Colazione e partenza. Le nostre guide sono della comunità “Shiripuno” degli indigeni Quichua, marito (guida), moglie (cuoca) e figlio tredicenne (aiuto guida).

Prendiamo un camion per andare a prendere provviste e coperte poi andiamo sulla strada principale, dove passa l’autobus. Il giro sul camion è uno spasso, tutto sobbalza sulla strada di sassi! Per fortuna poco dopo raggiungiamo la fermata del bus: 2 ore di viaggio verso Coca, su uno sterrato per arrivare all’ultimo paesino (capolinea) dove prendere la canoa.

Pranzo fisso (almuerzo) in ristorantino locale, nessuno fa caso alle micro-formiche che invadono il tavolo ed i bicchieri.

Quando salpiamo inizia a piovere (ma la canoa è coperta). Il rio Napo è navigabile (dalle canoe), ma in questa stagione (secca) alcune parti sono troppo basse e diverse volte la nostra guida scende a spingere la canoa. Dopo un’oretta raggiungiamo l’approdo da cui parte una pista.

Sono circa 3 ore di scarpinata, nel fango, carichi con zaino e tanica di acqua, più la tenda.

All’arrivo al campo base (due tende “igloo” in piena foresta), ci andiamo subito a lavare nel rio (un piccolo corso d’acqua accanto all’accampamento): l’acqua è fresca e (almeno apparentemente) pulita.

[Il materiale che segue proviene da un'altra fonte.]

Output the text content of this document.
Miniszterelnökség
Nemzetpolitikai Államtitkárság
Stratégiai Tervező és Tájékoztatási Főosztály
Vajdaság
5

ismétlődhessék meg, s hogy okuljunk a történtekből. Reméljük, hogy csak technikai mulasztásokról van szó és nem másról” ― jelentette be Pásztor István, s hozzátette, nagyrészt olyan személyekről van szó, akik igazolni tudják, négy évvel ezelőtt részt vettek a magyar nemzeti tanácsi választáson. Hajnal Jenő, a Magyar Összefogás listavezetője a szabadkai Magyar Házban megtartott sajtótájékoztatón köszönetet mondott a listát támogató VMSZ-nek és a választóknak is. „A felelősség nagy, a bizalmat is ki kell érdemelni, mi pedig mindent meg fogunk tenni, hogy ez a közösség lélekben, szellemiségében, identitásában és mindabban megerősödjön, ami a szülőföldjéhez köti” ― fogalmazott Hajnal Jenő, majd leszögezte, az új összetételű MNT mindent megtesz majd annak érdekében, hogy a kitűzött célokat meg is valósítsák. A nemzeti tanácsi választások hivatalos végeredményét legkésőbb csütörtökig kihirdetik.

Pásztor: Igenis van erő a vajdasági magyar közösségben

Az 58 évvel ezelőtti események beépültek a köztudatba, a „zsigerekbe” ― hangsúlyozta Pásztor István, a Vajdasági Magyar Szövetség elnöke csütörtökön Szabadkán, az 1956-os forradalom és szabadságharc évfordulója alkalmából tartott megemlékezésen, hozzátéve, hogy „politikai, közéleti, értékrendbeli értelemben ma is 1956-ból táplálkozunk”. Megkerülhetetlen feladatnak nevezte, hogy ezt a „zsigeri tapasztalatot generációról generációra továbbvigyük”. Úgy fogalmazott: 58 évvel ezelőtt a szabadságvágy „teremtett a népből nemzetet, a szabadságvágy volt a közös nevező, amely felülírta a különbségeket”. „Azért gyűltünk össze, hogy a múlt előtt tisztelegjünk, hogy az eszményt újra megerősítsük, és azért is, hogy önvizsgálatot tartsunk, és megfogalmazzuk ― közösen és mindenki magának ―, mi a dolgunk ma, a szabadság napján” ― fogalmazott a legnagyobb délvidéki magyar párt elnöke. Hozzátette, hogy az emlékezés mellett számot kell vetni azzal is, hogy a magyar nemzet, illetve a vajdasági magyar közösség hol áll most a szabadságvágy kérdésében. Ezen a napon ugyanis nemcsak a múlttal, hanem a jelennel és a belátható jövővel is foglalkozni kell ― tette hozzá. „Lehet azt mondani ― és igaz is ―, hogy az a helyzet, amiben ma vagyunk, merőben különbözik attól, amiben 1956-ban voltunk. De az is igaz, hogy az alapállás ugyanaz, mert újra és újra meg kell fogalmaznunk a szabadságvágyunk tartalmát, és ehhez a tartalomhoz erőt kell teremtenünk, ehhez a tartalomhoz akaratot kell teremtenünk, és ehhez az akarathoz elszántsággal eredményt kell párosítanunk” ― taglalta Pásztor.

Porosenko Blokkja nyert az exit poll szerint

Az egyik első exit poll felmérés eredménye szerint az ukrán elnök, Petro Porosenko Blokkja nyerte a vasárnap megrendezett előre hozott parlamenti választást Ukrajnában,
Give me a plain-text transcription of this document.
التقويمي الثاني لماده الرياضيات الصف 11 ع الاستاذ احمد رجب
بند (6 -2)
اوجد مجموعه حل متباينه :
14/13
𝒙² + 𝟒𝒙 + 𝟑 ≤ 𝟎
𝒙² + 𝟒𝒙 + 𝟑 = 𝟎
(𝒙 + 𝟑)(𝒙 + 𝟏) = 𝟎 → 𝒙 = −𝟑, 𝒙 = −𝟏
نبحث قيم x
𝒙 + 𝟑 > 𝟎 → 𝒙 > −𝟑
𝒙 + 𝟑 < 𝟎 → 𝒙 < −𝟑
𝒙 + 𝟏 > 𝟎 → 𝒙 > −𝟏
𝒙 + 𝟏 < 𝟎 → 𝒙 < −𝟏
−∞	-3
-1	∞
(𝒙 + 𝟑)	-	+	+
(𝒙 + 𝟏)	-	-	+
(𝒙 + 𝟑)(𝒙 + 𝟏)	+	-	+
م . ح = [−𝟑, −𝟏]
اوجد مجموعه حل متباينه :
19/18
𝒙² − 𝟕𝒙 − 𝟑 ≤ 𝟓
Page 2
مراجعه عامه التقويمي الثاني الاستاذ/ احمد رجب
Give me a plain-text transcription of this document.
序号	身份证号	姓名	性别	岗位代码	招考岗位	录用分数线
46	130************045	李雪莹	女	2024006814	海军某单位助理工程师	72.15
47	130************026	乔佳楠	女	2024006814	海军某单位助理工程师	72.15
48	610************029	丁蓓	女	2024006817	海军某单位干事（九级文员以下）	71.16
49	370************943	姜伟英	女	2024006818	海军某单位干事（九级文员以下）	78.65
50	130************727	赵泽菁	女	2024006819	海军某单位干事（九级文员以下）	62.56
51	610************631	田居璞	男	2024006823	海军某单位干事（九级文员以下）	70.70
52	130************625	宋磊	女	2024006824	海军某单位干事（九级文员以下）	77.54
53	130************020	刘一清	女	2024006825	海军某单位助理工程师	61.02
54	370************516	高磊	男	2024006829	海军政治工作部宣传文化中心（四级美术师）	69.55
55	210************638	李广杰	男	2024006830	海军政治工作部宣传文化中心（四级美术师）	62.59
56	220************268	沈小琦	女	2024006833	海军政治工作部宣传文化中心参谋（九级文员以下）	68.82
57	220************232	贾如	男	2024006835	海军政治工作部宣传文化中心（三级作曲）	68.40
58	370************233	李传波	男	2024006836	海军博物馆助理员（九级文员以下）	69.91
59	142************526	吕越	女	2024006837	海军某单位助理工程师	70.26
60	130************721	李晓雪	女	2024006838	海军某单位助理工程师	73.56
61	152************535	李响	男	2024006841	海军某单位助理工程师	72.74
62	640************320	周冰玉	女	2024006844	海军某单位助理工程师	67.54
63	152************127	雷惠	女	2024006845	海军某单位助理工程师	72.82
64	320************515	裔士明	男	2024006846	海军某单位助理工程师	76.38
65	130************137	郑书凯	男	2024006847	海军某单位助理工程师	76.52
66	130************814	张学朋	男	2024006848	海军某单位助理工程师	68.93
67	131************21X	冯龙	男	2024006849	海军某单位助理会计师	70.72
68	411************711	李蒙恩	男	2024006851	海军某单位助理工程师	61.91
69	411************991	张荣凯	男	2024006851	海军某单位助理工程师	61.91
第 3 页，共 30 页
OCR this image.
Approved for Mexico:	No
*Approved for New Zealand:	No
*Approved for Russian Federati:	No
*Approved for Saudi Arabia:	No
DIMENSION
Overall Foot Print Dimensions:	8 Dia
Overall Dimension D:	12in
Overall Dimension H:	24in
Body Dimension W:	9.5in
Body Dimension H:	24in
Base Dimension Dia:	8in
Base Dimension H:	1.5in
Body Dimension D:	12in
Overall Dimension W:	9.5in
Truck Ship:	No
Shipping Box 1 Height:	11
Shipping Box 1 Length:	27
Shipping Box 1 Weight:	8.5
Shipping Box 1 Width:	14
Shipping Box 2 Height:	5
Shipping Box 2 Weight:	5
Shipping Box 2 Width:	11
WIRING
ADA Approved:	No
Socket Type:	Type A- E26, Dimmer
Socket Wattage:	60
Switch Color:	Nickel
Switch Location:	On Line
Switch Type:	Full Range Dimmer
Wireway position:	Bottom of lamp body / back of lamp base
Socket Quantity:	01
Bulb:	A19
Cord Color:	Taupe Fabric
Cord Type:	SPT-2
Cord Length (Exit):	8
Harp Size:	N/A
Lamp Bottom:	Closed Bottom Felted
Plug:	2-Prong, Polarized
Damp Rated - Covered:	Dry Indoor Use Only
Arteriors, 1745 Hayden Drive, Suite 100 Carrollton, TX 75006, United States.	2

Cena abbondante preparata sul falò (a base di zuppa, pollo, riso, banane fritte..) e chiacchierata sui “massimi sistemi”: la guida ci racconta leggende sulla Luna, e ci chiede come possano volare gli aerei la notte..

Al mattino successivo partiamo per una passeggiata. Ormai siamo abituati ad avere la strada aperta con il machete; le piste vanno pulite e a volte ricreate, per non affondare nel fango.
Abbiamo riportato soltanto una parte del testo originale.